On Thursday night, Microsoft showed the vulnerabilities were new and said it was running to expand and release a patch. The new vulnerabilities are: CVE-2022-41040, a server-side request forgery vulnerability, and CVE-2022-41082, which allows remote code execution when PowerShell is available to the attacker.

“At this time, Microsoft is aware of limited targeted attacks that use vulnerabilities to penetrate users’ systems,” the Microsoft Security Response Center team members wrote. “In those attacks, CVE-2022-41040 would possibly allow an authenticated attacker to cause CVE-2022-41082. ” Team members noted that a successful attack requires valid credentials for at least one email user on the server.

The vulnerability affects on-premises Exchange servers and, strictly speaking, not Microsoft’s hosted Exchange service. The big caveat is that many organizations that offer the Microsoft cloud decide on an option that uses a combination of on-premises and cloud hardware. These hybrid environments are as vulnerable as standalone on-premises environments.
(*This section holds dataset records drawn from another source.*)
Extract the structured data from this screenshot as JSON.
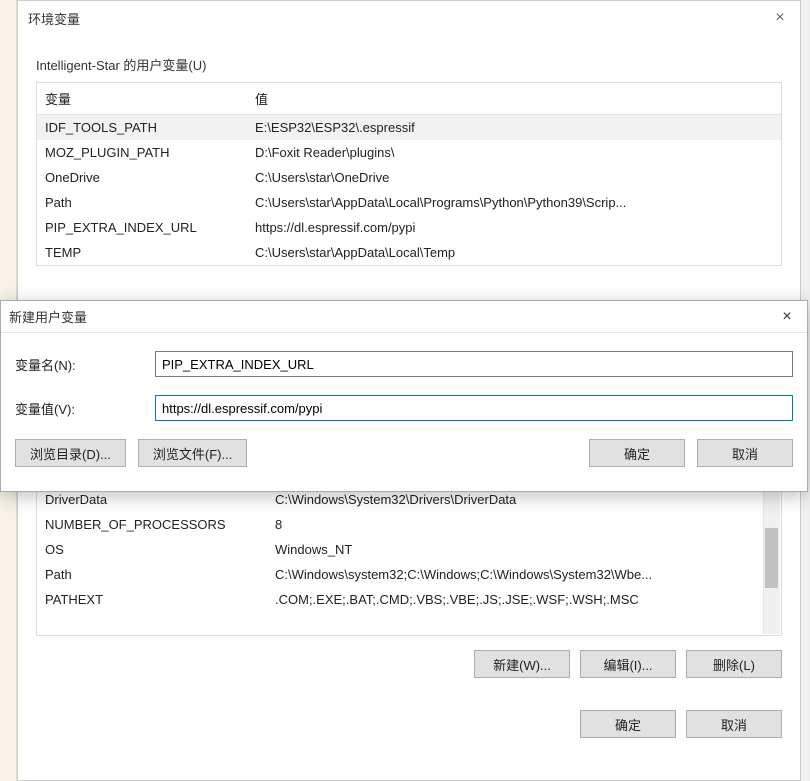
{
  "env_dialog": {
    "title": "环境变量",
    "user_group_label": "Intelligent-Star 的用户变量(U)",
    "col_var": "变量",
    "col_val": "值",
    "user_vars": [
      {
        "name": "IDF_TOOLS_PATH",
        "value": "E:\\ESP32\\ESP32\\.espressif",
        "selected": true
      },
      {
        "name": "MOZ_PLUGIN_PATH",
        "value": "D:\\Foxit Reader\\plugins\\"
      },
      {
        "name": "OneDrive",
        "value": "C:\\Users\\star\\OneDrive"
      },
      {
        "name": "Path",
        "value": "C:\\Users\\star\\AppData\\Local\\Programs\\Python\\Python39\\Scrip..."
      },
      {
        "name": "PIP_EXTRA_INDEX_URL",
        "value": "https://dl.espressif.com/pypi"
      },
      {
        "name": "TEMP",
        "value": "C:\\Users\\star\\AppData\\Local\\Temp"
      }
    ],
    "system_vars": [
      {
        "name": "DriverData",
        "value": "C:\\Windows\\System32\\Drivers\\DriverData"
      },
      {
        "name": "NUMBER_OF_PROCESSORS",
        "value": "8"
      },
      {
        "name": "OS",
        "value": "Windows_NT"
      },
      {
        "name": "Path",
        "value": "C:\\Windows\\system32;C:\\Windows;C:\\Windows\\System32\\Wbe..."
      },
      {
        "name": "PATHEXT",
        "value": ".COM;.EXE;.BAT;.CMD;.VBS;.VBE;.JS;.JSE;.WSF;.WSH;.MSC"
      }
    ],
    "btn_new": "新建(W)...",
    "btn_edit": "编辑(I)...",
    "btn_delete": "删除(L)",
    "btn_ok": "确定",
    "btn_cancel": "取消"
  },
  "new_var_dialog": {
    "title": "新建用户变量",
    "label_name": "变量名(N):",
    "label_value": "变量值(V):",
    "value_name": "PIP_EXTRA_INDEX_URL",
    "value_value": "https://dl.espressif.com/pypi",
    "btn_browse_dir": "浏览目录(D)...",
    "btn_browse_file": "浏览文件(F)...",
    "btn_ok": "确定",
    "btn_cancel": "取消"
  }
}
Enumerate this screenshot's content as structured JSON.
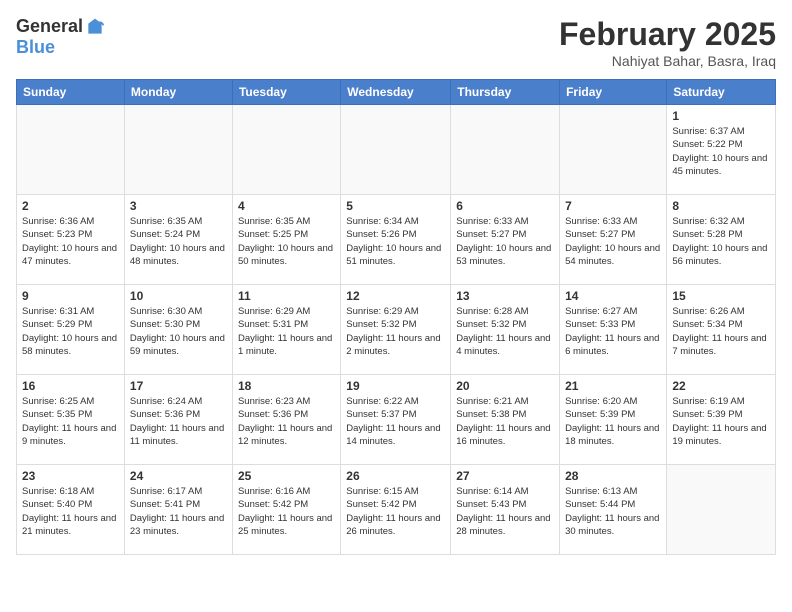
{
  "logo": {
    "general": "General",
    "blue": "Blue"
  },
  "title": "February 2025",
  "location": "Nahiyat Bahar, Basra, Iraq",
  "weekdays": [
    "Sunday",
    "Monday",
    "Tuesday",
    "Wednesday",
    "Thursday",
    "Friday",
    "Saturday"
  ],
  "weeks": [
    [
      {
        "day": "",
        "info": ""
      },
      {
        "day": "",
        "info": ""
      },
      {
        "day": "",
        "info": ""
      },
      {
        "day": "",
        "info": ""
      },
      {
        "day": "",
        "info": ""
      },
      {
        "day": "",
        "info": ""
      },
      {
        "day": "1",
        "info": "Sunrise: 6:37 AM\nSunset: 5:22 PM\nDaylight: 10 hours and 45 minutes."
      }
    ],
    [
      {
        "day": "2",
        "info": "Sunrise: 6:36 AM\nSunset: 5:23 PM\nDaylight: 10 hours and 47 minutes."
      },
      {
        "day": "3",
        "info": "Sunrise: 6:35 AM\nSunset: 5:24 PM\nDaylight: 10 hours and 48 minutes."
      },
      {
        "day": "4",
        "info": "Sunrise: 6:35 AM\nSunset: 5:25 PM\nDaylight: 10 hours and 50 minutes."
      },
      {
        "day": "5",
        "info": "Sunrise: 6:34 AM\nSunset: 5:26 PM\nDaylight: 10 hours and 51 minutes."
      },
      {
        "day": "6",
        "info": "Sunrise: 6:33 AM\nSunset: 5:27 PM\nDaylight: 10 hours and 53 minutes."
      },
      {
        "day": "7",
        "info": "Sunrise: 6:33 AM\nSunset: 5:27 PM\nDaylight: 10 hours and 54 minutes."
      },
      {
        "day": "8",
        "info": "Sunrise: 6:32 AM\nSunset: 5:28 PM\nDaylight: 10 hours and 56 minutes."
      }
    ],
    [
      {
        "day": "9",
        "info": "Sunrise: 6:31 AM\nSunset: 5:29 PM\nDaylight: 10 hours and 58 minutes."
      },
      {
        "day": "10",
        "info": "Sunrise: 6:30 AM\nSunset: 5:30 PM\nDaylight: 10 hours and 59 minutes."
      },
      {
        "day": "11",
        "info": "Sunrise: 6:29 AM\nSunset: 5:31 PM\nDaylight: 11 hours and 1 minute."
      },
      {
        "day": "12",
        "info": "Sunrise: 6:29 AM\nSunset: 5:32 PM\nDaylight: 11 hours and 2 minutes."
      },
      {
        "day": "13",
        "info": "Sunrise: 6:28 AM\nSunset: 5:32 PM\nDaylight: 11 hours and 4 minutes."
      },
      {
        "day": "14",
        "info": "Sunrise: 6:27 AM\nSunset: 5:33 PM\nDaylight: 11 hours and 6 minutes."
      },
      {
        "day": "15",
        "info": "Sunrise: 6:26 AM\nSunset: 5:34 PM\nDaylight: 11 hours and 7 minutes."
      }
    ],
    [
      {
        "day": "16",
        "info": "Sunrise: 6:25 AM\nSunset: 5:35 PM\nDaylight: 11 hours and 9 minutes."
      },
      {
        "day": "17",
        "info": "Sunrise: 6:24 AM\nSunset: 5:36 PM\nDaylight: 11 hours and 11 minutes."
      },
      {
        "day": "18",
        "info": "Sunrise: 6:23 AM\nSunset: 5:36 PM\nDaylight: 11 hours and 12 minutes."
      },
      {
        "day": "19",
        "info": "Sunrise: 6:22 AM\nSunset: 5:37 PM\nDaylight: 11 hours and 14 minutes."
      },
      {
        "day": "20",
        "info": "Sunrise: 6:21 AM\nSunset: 5:38 PM\nDaylight: 11 hours and 16 minutes."
      },
      {
        "day": "21",
        "info": "Sunrise: 6:20 AM\nSunset: 5:39 PM\nDaylight: 11 hours and 18 minutes."
      },
      {
        "day": "22",
        "info": "Sunrise: 6:19 AM\nSunset: 5:39 PM\nDaylight: 11 hours and 19 minutes."
      }
    ],
    [
      {
        "day": "23",
        "info": "Sunrise: 6:18 AM\nSunset: 5:40 PM\nDaylight: 11 hours and 21 minutes."
      },
      {
        "day": "24",
        "info": "Sunrise: 6:17 AM\nSunset: 5:41 PM\nDaylight: 11 hours and 23 minutes."
      },
      {
        "day": "25",
        "info": "Sunrise: 6:16 AM\nSunset: 5:42 PM\nDaylight: 11 hours and 25 minutes."
      },
      {
        "day": "26",
        "info": "Sunrise: 6:15 AM\nSunset: 5:42 PM\nDaylight: 11 hours and 26 minutes."
      },
      {
        "day": "27",
        "info": "Sunrise: 6:14 AM\nSunset: 5:43 PM\nDaylight: 11 hours and 28 minutes."
      },
      {
        "day": "28",
        "info": "Sunrise: 6:13 AM\nSunset: 5:44 PM\nDaylight: 11 hours and 30 minutes."
      },
      {
        "day": "",
        "info": ""
      }
    ]
  ]
}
Research Shodan that lately there are more than 200,000 on-premises Exchange servers exposed to the Internet and more than 1000 hybrid configurations.

GTSC’s message Wednesday said attackers were exploiting day zero to infect servers with webshells, a text interface that allows them to factor commands. China’s firm Chopper, a webshell used through Chinese-language venture actors, adding several complex persistent risk teams known to be supported by the People’s Republic of China.
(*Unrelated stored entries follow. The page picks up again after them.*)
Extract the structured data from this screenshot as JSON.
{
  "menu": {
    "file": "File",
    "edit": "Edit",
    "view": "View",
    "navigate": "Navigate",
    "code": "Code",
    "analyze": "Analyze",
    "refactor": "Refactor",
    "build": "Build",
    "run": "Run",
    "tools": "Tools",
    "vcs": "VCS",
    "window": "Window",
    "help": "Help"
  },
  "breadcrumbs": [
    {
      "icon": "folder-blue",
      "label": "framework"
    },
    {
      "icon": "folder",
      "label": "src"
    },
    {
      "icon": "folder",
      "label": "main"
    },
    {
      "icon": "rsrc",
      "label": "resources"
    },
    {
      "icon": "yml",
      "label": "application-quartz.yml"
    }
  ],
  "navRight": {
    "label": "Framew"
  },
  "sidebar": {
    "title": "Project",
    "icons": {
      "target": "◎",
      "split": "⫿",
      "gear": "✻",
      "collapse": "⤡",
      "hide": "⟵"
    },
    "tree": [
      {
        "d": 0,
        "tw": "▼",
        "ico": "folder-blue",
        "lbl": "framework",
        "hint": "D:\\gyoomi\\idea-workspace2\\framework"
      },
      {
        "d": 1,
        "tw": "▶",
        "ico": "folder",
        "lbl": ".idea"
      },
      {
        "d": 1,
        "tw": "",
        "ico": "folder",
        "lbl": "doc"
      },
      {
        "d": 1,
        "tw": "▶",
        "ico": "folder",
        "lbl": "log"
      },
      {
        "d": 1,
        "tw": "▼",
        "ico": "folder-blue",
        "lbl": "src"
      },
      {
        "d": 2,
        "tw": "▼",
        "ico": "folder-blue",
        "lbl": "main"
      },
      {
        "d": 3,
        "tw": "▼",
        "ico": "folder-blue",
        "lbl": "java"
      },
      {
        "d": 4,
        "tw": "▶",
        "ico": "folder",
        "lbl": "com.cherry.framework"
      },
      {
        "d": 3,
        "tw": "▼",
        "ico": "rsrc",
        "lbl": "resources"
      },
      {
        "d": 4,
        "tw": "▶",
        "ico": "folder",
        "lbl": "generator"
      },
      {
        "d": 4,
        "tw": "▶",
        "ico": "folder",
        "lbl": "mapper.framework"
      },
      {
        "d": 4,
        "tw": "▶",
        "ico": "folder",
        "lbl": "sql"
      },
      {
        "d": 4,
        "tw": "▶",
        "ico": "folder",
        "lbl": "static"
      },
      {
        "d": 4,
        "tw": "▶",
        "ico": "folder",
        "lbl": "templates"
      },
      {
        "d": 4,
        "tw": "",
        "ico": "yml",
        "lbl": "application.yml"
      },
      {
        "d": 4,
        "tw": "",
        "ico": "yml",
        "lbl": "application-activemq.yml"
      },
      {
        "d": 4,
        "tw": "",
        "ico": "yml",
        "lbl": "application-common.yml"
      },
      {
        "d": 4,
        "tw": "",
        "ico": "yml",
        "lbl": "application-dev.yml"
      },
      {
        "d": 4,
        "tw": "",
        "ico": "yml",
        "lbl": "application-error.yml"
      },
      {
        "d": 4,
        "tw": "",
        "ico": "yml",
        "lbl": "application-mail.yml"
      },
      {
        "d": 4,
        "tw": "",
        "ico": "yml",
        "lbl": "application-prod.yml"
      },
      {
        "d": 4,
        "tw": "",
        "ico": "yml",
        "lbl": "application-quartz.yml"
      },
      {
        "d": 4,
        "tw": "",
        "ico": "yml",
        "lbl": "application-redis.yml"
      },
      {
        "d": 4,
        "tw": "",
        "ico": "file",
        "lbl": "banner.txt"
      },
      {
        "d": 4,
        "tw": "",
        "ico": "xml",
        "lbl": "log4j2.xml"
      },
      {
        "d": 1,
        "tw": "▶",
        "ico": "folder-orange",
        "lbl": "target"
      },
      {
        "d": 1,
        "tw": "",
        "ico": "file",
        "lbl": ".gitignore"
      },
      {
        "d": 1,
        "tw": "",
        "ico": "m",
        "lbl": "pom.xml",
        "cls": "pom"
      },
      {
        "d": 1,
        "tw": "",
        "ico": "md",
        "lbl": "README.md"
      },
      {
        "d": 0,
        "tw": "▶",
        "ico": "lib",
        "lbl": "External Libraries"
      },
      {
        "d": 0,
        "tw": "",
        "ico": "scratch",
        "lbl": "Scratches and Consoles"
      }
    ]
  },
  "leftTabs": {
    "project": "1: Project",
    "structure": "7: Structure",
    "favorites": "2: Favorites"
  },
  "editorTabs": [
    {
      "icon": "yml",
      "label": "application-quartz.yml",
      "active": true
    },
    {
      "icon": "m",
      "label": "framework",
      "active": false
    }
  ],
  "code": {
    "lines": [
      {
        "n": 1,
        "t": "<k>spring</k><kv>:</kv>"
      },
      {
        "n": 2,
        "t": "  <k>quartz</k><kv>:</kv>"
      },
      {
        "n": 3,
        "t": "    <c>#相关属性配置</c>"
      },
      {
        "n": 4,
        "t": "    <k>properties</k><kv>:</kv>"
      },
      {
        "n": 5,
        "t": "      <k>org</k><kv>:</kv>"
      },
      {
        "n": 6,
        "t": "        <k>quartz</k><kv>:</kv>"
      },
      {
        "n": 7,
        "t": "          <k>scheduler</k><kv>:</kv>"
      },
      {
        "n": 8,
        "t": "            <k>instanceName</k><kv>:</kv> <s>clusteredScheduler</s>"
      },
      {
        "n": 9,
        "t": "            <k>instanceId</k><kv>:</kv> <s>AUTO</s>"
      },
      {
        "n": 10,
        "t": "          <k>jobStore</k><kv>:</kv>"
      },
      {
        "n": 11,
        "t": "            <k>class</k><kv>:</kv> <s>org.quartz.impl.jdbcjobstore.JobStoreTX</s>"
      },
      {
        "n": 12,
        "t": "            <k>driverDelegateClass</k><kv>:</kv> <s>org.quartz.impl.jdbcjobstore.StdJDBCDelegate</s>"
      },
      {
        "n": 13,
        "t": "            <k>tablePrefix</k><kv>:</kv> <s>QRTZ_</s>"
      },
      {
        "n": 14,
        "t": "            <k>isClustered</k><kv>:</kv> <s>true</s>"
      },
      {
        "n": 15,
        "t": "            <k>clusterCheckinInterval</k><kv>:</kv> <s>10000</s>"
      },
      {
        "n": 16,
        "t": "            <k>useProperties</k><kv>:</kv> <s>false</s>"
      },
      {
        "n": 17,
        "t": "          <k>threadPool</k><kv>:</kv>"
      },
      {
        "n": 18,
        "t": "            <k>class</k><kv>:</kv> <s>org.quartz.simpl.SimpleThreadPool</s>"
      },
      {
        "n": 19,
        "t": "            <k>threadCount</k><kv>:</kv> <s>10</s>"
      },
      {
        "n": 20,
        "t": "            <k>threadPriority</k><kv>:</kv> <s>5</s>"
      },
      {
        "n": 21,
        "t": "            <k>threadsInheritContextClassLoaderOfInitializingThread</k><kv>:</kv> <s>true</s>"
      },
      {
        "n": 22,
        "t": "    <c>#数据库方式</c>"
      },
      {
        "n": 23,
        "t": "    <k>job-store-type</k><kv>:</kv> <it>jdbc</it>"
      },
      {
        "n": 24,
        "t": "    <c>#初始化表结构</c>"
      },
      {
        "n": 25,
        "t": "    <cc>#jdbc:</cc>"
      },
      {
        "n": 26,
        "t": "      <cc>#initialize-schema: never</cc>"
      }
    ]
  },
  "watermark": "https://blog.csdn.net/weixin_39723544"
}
GTSC went on to say that the malware being installed by risk actors emulates Microsoft’s Internet Exchange service. It also establishes a connection to the IP address with 137[. ] 184[. ] 67[. ] 33, which is encoded in The Binary Researcher. Independent Kevin Beaumont said the address hosts a fake website with a single user with one minute of login time and has only been active since August.

The malware then sends and receives information encrypted with an RC4 encryption key generated at runtime. Beaumont went on to say that backdoor malware appears to be new, meaning it’s the first time it’s been used in the wild.

People running exchange servers on-premises take immediate action. Specifically, they will need to enforce a blocking rule that prevents servers from accepting known attack patterns. The rule can be implemented by going to “IIS Manager -> Default Web Site -> URL Rewrite -> Actions”. At this time, Microsoft also recommends blocking HTTP port 5985 and HTTPS port 5986, which attackers want to exploit CVE-2022-41082.

Microsoft’s advisory offers a host of other tips for detecting infections and preventing vulnerabilities until a fix is available.